One of the important research issues will be to develop the algorithms that enable a fleet of AUVs to cooperatively find and track a plume in real-time.

The two-feet-long cylindrical AUVs under construction in the Autonomous Systems and Controls Laboratory at Virginia Tech will be fitted with sensors for monitoring dissolved oxygen and other environmental parameters, including conductivity, salinity, temperature, and depth.

When on the surface, the AUVs will use geographical positioning system (GPS) for precise navigation. The AUVs also will carry miniature sonar systems to help with navigation and wireless transmitters to send data to one another and to researchers on land.

Other larger AUVs are commercially available, but their size, cost and infrastructure requirements are prohibitive for many applications.

"By producing AUVs that are very small and cost about $2,000 in parts, our AUVs will be suitable for a number of applications that cannot now be addressed with current AUV technology," Stilwell noted. "The idea of a miniature AUV was originally proposed by Carl Wick, a researcher at the U. S. Naval Academy. Dr. Wick designed the prototype miniature AUV on which our original designs where based."
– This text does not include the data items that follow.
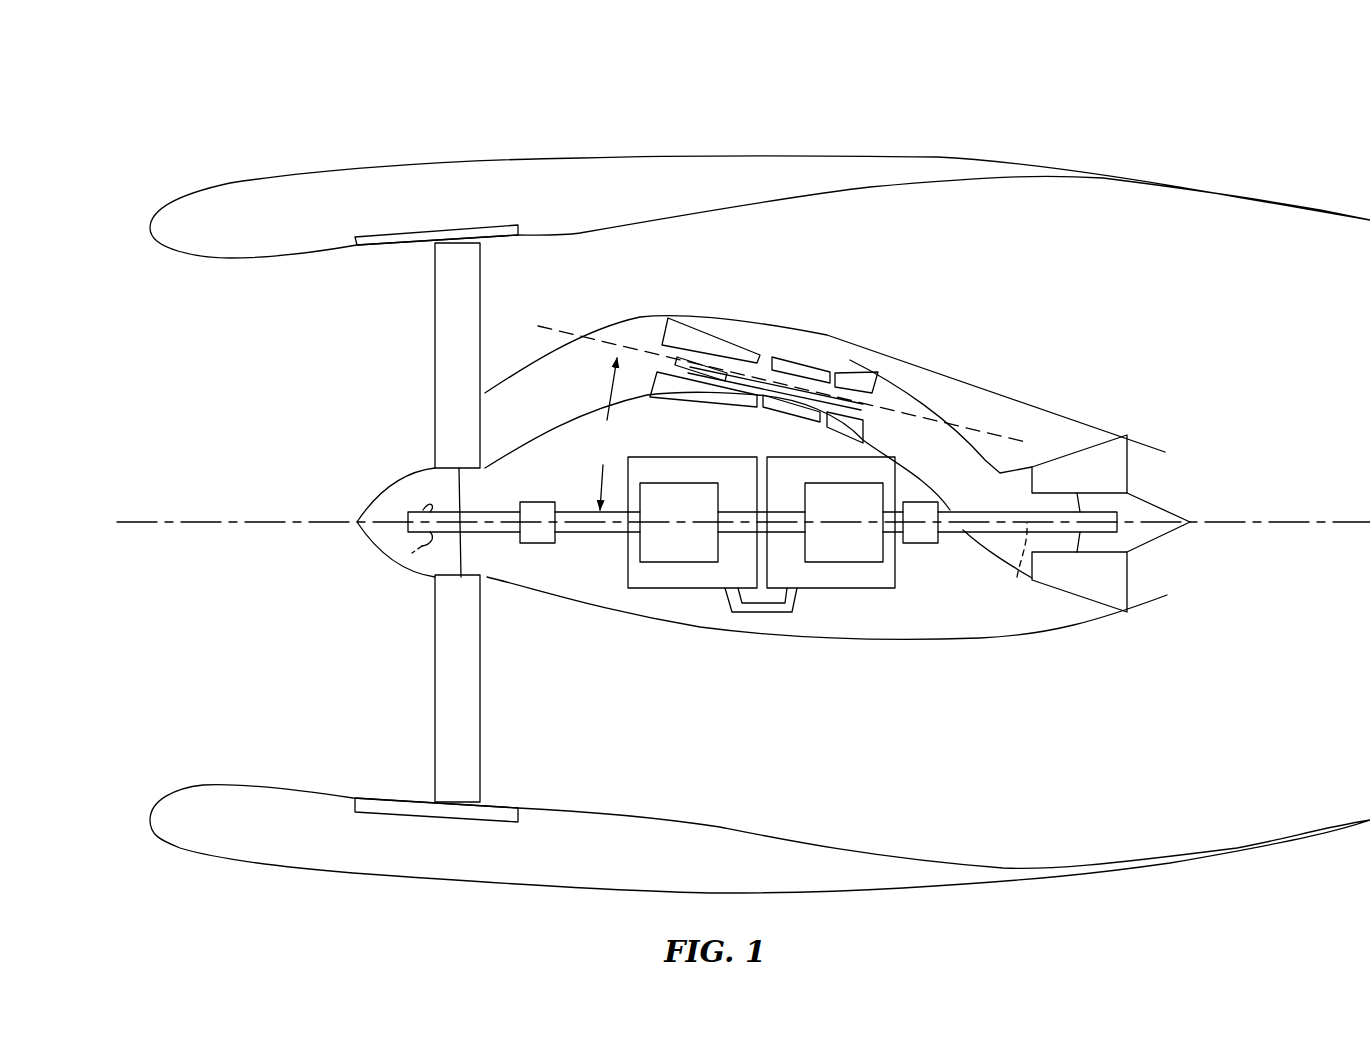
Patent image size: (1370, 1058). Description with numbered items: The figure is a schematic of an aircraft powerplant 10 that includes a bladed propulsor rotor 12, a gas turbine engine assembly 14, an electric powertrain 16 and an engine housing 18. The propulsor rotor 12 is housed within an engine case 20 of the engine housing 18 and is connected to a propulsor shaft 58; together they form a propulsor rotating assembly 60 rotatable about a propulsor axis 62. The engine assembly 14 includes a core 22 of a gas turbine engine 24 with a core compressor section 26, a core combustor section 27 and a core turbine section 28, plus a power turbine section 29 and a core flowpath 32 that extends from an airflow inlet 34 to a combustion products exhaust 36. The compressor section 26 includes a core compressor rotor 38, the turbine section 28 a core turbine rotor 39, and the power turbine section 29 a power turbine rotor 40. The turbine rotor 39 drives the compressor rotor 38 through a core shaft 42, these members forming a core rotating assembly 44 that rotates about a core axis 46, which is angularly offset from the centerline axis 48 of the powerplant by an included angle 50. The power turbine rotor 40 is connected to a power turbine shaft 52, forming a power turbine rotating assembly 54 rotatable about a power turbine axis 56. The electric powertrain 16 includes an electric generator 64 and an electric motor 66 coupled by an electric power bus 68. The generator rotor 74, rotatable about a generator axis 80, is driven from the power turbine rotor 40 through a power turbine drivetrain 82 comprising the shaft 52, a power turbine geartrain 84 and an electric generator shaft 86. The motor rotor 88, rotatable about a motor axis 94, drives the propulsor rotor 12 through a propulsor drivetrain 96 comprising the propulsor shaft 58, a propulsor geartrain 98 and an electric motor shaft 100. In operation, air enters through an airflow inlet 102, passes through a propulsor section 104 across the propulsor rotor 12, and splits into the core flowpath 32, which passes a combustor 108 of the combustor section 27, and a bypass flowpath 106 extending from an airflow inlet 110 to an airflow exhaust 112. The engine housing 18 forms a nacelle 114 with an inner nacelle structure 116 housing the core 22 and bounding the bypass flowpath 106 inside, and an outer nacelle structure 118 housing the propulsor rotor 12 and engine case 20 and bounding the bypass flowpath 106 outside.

The aircraft powerplant 10 is at (204, 116).
The propulsor rotor 12 is at (410, 522).
The gas turbine engine assembly 14 is at (995, 391).
The electric powertrain 16 is at (827, 657).
The engine housing 18 is at (760, 158).
The engine case 20 is at (403, 227).
The core 22 is at (750, 340).
The gas turbine engine 24 is at (955, 391).
The core compressor section 26 is at (680, 322).
The core combustor section 27 is at (790, 338).
The core turbine section 28 is at (893, 362).
The power turbine section 29 is at (1092, 428).
The core flowpath 32 is at (577, 395).
The airflow inlet 34 is at (490, 433).
The combustion products exhaust 36 is at (1143, 510).
The core compressor rotor 38 is at (660, 335).
The core turbine rotor 39 is at (900, 377).
The power turbine rotor 40 is at (1130, 457).
The core shaft 42 is at (755, 370).
The core rotating assembly 44 is at (638, 329).
The core axis 46 is at (575, 325).
The centerline axis 48 is at (133, 527).
The included angle 50 is at (602, 434).
The power turbine shaft 52 is at (998, 533).
The power turbine rotating assembly 54 is at (1139, 575).
The power turbine axis 56 is at (1019, 573).
The propulsor shaft 58 is at (423, 510).
The propulsor rotating assembly 60 is at (391, 535).
The propulsor axis 62 is at (420, 545).
The electric generator 64 is at (831, 577).
The electric motor 66 is at (674, 579).
The electric power bus 68 is at (757, 623).
The electric generator rotor 74 is at (825, 515).
The generator axis 80 is at (872, 525).
The power turbine drivetrain 82 is at (942, 576).
The power turbine geartrain 84 is at (917, 500).
The electric generator shaft 86 is at (888, 534).
The electric motor rotor 88 is at (665, 515).
The motor axis 94 is at (687, 525).
The propulsor drivetrain 96 is at (530, 566).
The propulsor geartrain 98 is at (527, 500).
The electric motor shaft 100 is at (595, 533).
The airflow inlet 102 is at (148, 340).
The propulsor section 104 is at (503, 186).
The bypass flowpath 106 is at (968, 258).
The combustor 108 is at (800, 358).
The airflow inlet 110 is at (490, 300).
The airflow exhaust 112 is at (1190, 278).
The nacelle 114 is at (867, 148).
The inner nacelle structure 116 is at (1084, 641).
The outer nacelle structure 118 is at (1038, 897).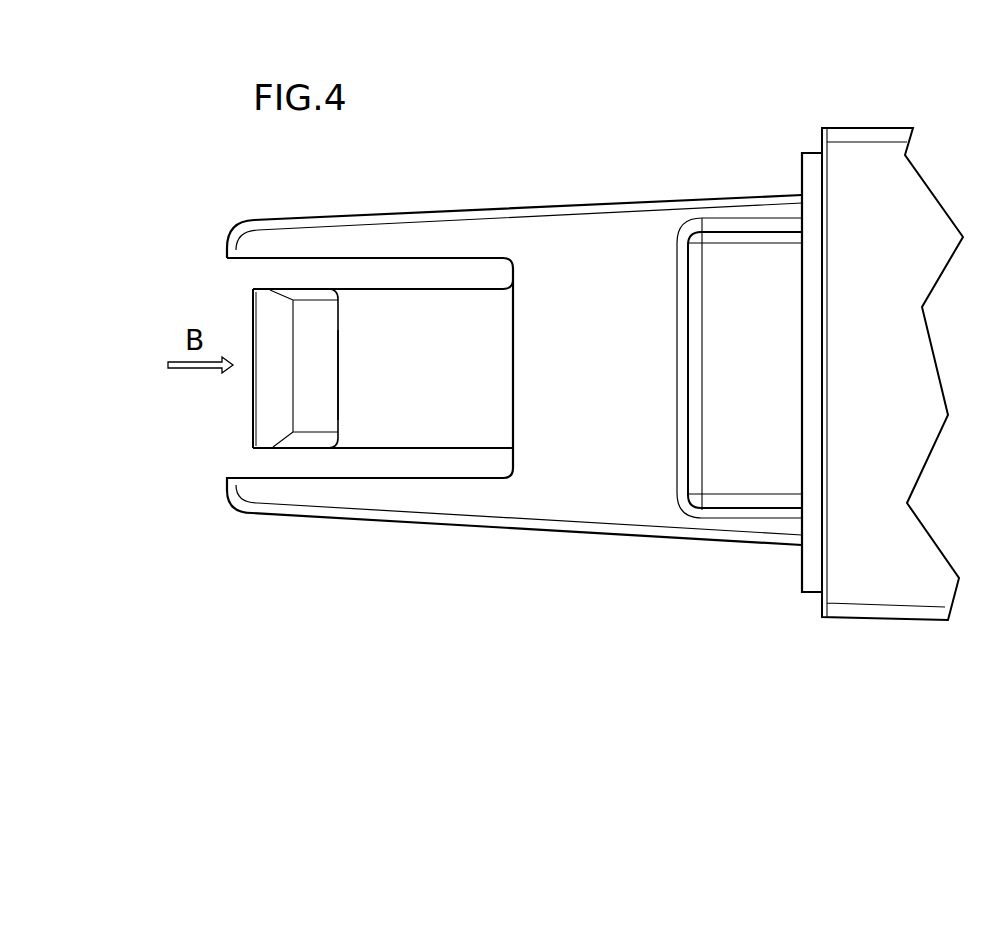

"If we're successful with these experiments in water, we can develop autonomous vehicles that will work cooperatively on land or in the air," Stilwell said. In the air, for example, teams of vehicles could be designed to more efficiently perform surveillance or track plumes of pollutants. Because these AUVs are so inexpensive, they also could be used by the military to seek out and detonate underwater mines.

Stilwell also is developing a robotics curriculum for seniors and first-year graduate students that will emphasize the unique engineering problems associated with underwater robotics. "The design of an underwater robot requires a set of skills that cross traditional department boundaries," Stilwell noted. "A curriculum that combines elements from electrical engineering, ocean engineering, computer science, and other departments does not currently exist."

Last year Stilwell and fellow CAREER award recipient Craig Woolsey of Virginia Tech's aerospace and ocean engineering department helped found the university's Autonomous Underwater Vehicle Team, which will design and build AUVs for a national competition.